We’re still in the early stages of this, and there’s actually more space for luxury goods to continue to develop in terms of what they’re going to do in larger marketplaces like JD.com and Tmall. What we’re seeing now is that brands are doing things to enhance the overall experience. For instance, there are enhanced experiences through Tmall’s “second floor,” a feature that offers extended experiences and branded relationships specifically for members.

You can get experiences online that go beyond just a product page or a storefront, and they’re starting to evolve even more. Over the past year, we’ve seen a number of brands in the beauty space adopt more digital experiences like augmented reality (AR) technology, as well as 3D spaces, to reach people who couldn’t really go into a brick-and-mortar location. But not every brand is there yet, and many are still testing and learning.

Omnichannel retail has grown a lot in the past few months. How are luxury brand marketers in China approaching it?

The acceleration of omnichannel retail is something we’re seeing globally, but in China, it’s a bit more sophisticated. Consumers are more adept at using and adopting technologies that enable one-on-one consultations with brands, that they wouldn’t have otherwise gotten from an in-store experience.

Take WeChat, for instance. A lot of beauty advisors, as well as luxury brands, have been able to sell through the platform within either a one-on-one setting or a private group chat. And on WeChat, you’re speaking to a group of consumers that have actively followed your brand and sought you out, so you’re really talking more intimately. The dynamic of that platform allows you to have more of that one-to-one connection, and yet still be brand-oriented. It’s different from the style that you might have from a Tmall livestream, which reaches a wider audience.

It all comes down to convenience. Take something as simple as booking an appointment online. When booking an appointment with Burberry, you can select a themed fitting room that is tailored to your taste. And Burberry offers buy online, pick up in-store options, which many brands are beginning to do. Brands need to be mindful of why people want to be inside their stores—be it for convenience, so they can pick up something quickly, or for a more personalized experience.

What digital platforms are luxury marketers in China currently leaning on?

For commerce, JD.com, Tmall, and WeChat’s Mini Programs come to mind. In terms of social, it’s Weibo and WeChat, as well as Little Red Book (also known as Red or Xiaohongshu) and Douyin, which is TikTok in the US. Bilibili is a video platform that’s making headway and garnering more traffic, and more appeal.

When we look back at the luxury goods industry post-pandemic, what fundamental changes will we see in China—and, more broadly, around the world?

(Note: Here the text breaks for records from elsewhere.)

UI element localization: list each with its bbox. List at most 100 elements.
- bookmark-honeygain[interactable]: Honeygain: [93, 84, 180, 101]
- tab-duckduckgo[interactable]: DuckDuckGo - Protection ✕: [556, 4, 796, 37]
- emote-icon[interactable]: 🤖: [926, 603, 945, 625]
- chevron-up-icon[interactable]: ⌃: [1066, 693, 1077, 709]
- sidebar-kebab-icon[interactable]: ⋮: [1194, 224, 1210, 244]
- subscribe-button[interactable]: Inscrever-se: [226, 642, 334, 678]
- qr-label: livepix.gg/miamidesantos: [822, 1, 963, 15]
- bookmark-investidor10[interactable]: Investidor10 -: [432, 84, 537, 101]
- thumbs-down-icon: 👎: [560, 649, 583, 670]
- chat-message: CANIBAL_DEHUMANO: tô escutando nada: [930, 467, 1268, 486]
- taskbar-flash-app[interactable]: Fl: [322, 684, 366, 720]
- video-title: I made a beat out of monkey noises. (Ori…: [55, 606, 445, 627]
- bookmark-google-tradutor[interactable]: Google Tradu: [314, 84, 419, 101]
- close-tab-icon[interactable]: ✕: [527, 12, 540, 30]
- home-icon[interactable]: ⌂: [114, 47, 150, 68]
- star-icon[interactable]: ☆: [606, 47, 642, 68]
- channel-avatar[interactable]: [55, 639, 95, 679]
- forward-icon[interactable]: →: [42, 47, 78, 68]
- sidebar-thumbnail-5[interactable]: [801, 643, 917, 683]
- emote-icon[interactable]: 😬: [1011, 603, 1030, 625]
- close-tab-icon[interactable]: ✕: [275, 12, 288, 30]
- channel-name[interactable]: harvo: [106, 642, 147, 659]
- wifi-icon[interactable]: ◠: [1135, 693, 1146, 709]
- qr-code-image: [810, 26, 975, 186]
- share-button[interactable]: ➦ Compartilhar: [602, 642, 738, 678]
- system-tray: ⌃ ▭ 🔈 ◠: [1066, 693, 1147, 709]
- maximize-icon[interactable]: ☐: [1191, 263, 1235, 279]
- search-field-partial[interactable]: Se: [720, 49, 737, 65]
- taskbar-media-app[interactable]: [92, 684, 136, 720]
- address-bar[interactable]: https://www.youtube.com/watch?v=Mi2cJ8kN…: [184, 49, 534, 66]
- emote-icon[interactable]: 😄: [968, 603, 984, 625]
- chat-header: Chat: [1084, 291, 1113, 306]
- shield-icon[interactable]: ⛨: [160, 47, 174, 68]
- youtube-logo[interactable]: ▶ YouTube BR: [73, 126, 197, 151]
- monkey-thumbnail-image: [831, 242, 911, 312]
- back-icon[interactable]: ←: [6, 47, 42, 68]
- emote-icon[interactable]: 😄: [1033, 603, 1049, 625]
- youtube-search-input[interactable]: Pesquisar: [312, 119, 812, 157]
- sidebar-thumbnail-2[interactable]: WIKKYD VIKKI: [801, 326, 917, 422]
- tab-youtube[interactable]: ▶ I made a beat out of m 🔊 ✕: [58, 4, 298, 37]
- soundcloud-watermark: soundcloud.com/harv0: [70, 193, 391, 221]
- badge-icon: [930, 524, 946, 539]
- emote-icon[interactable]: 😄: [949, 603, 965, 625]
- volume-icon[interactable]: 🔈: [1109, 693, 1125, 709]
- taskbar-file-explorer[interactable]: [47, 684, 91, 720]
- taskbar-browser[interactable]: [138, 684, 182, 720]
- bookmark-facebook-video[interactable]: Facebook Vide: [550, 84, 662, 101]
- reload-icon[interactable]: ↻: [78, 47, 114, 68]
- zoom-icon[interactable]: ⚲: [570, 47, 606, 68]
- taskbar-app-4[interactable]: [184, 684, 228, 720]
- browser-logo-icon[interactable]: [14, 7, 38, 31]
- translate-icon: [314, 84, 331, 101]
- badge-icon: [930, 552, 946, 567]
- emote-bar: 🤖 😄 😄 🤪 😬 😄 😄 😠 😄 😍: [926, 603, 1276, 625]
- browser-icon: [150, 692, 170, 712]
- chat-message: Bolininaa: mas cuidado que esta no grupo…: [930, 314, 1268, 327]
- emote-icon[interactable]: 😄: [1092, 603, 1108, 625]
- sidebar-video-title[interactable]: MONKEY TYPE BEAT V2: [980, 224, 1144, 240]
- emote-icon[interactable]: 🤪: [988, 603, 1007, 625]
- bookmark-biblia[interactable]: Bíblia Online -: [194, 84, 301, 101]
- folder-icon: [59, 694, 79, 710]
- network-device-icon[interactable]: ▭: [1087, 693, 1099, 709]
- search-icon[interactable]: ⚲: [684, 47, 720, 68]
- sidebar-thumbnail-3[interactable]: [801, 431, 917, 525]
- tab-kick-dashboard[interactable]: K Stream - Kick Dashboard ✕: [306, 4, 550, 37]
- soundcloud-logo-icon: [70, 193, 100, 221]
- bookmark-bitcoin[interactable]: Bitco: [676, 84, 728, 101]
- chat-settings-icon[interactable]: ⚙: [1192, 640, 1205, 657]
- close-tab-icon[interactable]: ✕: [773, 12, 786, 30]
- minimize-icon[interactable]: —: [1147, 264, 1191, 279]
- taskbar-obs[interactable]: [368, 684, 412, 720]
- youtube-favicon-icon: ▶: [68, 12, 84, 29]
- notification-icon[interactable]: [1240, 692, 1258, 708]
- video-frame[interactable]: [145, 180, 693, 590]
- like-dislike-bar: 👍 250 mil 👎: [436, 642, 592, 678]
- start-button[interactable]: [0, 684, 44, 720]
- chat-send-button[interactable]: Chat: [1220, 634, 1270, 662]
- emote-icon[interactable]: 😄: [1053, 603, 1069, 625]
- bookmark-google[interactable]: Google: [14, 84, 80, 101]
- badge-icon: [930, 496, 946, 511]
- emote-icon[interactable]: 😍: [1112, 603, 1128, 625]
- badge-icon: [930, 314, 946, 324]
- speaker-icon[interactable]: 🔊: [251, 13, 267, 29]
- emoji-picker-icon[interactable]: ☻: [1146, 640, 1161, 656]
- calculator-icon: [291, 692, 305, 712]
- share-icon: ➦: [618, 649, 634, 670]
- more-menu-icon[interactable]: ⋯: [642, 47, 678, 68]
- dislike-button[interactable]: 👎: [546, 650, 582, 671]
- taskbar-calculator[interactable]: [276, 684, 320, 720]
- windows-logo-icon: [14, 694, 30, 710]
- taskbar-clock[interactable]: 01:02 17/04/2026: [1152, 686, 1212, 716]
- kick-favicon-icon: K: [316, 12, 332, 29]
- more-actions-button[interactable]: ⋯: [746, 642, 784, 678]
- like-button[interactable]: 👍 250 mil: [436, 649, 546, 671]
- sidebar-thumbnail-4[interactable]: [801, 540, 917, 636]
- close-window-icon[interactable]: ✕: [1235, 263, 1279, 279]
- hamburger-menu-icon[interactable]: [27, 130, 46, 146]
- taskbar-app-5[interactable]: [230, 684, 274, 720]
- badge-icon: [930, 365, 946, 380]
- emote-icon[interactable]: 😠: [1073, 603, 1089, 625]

What has been interesting to see in the past year was the marketing calendar going through a bit of a shake-up. For example, Singles’ Day is no longer one day, but a few weeks. It also means that for some brands, especially in the luxury space, the event isn’t one of those opportunities that only makes sense if they’re going to offer discounts or a gift with purchase. Instead, it’s an opportunity for new product launches and a true branding exercise, because there’s so much attention drawn to the event. In the same vein, Lunar New Year is not necessarily just a brand-messaging holiday, but it potentially has more of a commercial objective to it. Overall, there’s going to be more of a shake-up with regard to what opportunities brands have when it comes to marketing in China.

From an omnichannel standpoint, China was definitely much more prepared when it came to shutting down brick-and-mortar and moving everything online. Brands are looking to China, where digital transformation has already been advanced further than what we see in the West. And they can really think about how their retail experiences are going to be different. Being truly omnichannel is something that has been talked about but never fully realized. Perhaps China is the one that has come the closest. But we’ll start to see more things innovate on that front.

And luxury brands are going to catch up in terms of the digital transformation of their businesses. Those capabilities are going to become more important and sought after.